Fast forward to today when we have ceded some of our most cherished liberties. Our liberties are gone because of a militia thousands of miles away fighting with AK-47s they lifted from a dead Soviet in 1980.
Since Sept. 11, 2001, terrorism has been our only focus. It has dominated all U.S. policy for the better half of a decade, much to the detriment of our foreign policy and social welfare here in the United States. I had hoped that this would end with Bush's second term, but I think we all have some reason to doubt this.
As far as I can see, perhaps the best prerequisites for becoming president are the willingness to nuke Iran or the ability to protect the United States from an extraterrestrial attack. I hope we can all see this for what it is: the manifestation of invisible and unsubstantiated fear engineered to make us obey.
One act defined us, albeit a deadly tragedy for the families of those involved, but as a result we subverted all the aspects of America that originally made us a beacon of freedom and a country based on aspirations of humanism and liberty. We are ignoring what our forefathers established.
Don't you get it? If you live in a country where, due to a terrorist attack, the government curbs our civil liberties, the terrorists have already won. If you live in a country where each thought and action is predicated by terrorism, like saying, ""If we don't do this, the terrorist have won,"" they already have.

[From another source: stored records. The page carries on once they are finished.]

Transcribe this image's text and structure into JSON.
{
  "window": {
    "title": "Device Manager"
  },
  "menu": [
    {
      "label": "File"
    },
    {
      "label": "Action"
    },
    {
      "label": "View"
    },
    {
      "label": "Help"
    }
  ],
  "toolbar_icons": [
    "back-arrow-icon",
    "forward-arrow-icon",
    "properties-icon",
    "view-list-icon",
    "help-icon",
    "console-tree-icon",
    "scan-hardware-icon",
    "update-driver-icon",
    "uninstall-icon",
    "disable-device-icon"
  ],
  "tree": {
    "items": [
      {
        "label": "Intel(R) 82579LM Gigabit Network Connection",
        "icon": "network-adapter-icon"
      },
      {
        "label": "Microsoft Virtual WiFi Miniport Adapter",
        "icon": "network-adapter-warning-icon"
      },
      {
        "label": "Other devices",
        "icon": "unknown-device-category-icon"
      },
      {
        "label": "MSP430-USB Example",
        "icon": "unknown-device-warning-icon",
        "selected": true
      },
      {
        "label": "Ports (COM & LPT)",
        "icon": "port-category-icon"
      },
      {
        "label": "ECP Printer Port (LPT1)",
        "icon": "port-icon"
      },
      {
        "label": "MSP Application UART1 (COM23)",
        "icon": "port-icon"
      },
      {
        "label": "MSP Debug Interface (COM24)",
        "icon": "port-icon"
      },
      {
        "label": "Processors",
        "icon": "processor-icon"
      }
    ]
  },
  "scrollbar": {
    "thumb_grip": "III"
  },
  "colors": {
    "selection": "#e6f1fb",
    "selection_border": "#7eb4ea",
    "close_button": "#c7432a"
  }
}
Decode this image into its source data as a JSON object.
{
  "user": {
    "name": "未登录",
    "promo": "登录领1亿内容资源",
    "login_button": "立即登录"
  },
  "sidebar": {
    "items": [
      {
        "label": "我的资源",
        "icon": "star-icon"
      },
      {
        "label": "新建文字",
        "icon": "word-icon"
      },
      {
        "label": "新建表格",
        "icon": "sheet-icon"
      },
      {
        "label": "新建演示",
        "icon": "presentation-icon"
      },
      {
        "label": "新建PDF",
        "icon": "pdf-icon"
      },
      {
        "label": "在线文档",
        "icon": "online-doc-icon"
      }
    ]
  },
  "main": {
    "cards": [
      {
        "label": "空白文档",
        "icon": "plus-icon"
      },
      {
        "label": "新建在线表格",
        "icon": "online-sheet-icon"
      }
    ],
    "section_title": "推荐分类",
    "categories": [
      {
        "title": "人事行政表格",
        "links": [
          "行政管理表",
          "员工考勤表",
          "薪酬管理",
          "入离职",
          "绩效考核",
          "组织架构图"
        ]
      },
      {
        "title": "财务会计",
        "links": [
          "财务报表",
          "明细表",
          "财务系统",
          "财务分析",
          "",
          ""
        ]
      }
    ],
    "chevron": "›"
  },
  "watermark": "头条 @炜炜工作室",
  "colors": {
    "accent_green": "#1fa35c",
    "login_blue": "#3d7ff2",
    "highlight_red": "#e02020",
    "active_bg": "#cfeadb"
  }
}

Yes, but the terrorist hate our freedom. What can we do? First of all, the terrorist don't hate our freedom. Maybe George Bush, Paul Wolfowitz or Bernard Lewis believe this, but personally I believe the terrorists hate our support of Israel, our military bases in Saudi Arabia and our continued military presence in Iraq and Afghanistan.
I believe this because this is what Osama bin Laden said. If terrorists really hated freedom, the Netherlands would be a smoking crater or they would have chosen to attack one of the dozen countries whose citizens possess a higher degree of personal freedom than the United States. Perhaps this is one of the fundamental misunderstandings perpetuating the War on Terror, which continues to create new terrorists every day.
And, ironically enough, it was this underhanded and misguided defense of our freedom that was most damaging to our freedom itself. This has to stop.
Or does it? We could be afraid and obey. After all, hysteria and blind obedience brought our nation into some of its proudest moments - the Salem Witch Trials, suspension of Habeas Corpus, bouts of xenophobia, the internment of the Japanese, the McCarthy hearings, et-cetera. These same fears helped George Bush get elected to a second term a decision even many Republicans are regretting at this juncture. I hope we have learned enough not to perpetuate these circumstances by electing a president who will continue this red herring in Iran or elongate the quagmire in Iraq.
Don't get me wrong. Terrorism is a real threat. However, it isn't the most important issue. It certainly isn't any reason to forfeit liberties and should not be the primary drive in electing our next president. Any decent president should be able to protect us from terrorists to some degree.
That being said, no president can simultaneously guarantee they can thwart all terrorist attacks in the future. This reflects short sightedness and ignorance. However, the good thing is that the sole duty of the president is not to stop terrorist attacks or continually warn us of our impending doom. The job of the president is to protect the constitution and uphold the laws of the United States in order to ensure a quality of life that reflects the ideals upon which this country was founded.
Hopefully we can support a candidate that has the courage to put the war on terror where it belongs on the back burner. Right now, we should more concerned with providing adequate healthcare, improving American schools, balancing the Federal budget, rebuilding the Gulf Coast, repaying our foreign debts, fixing the Social Security fiasco, cutting the $40 billion military budget to reallocate funds, curbing the harmful aspects in the War on Drugs and dismantling the prison industrial complex.
Maybe if we had time we could also stop 93 percent of the world's opium from flowing from American controlled Afghanistan.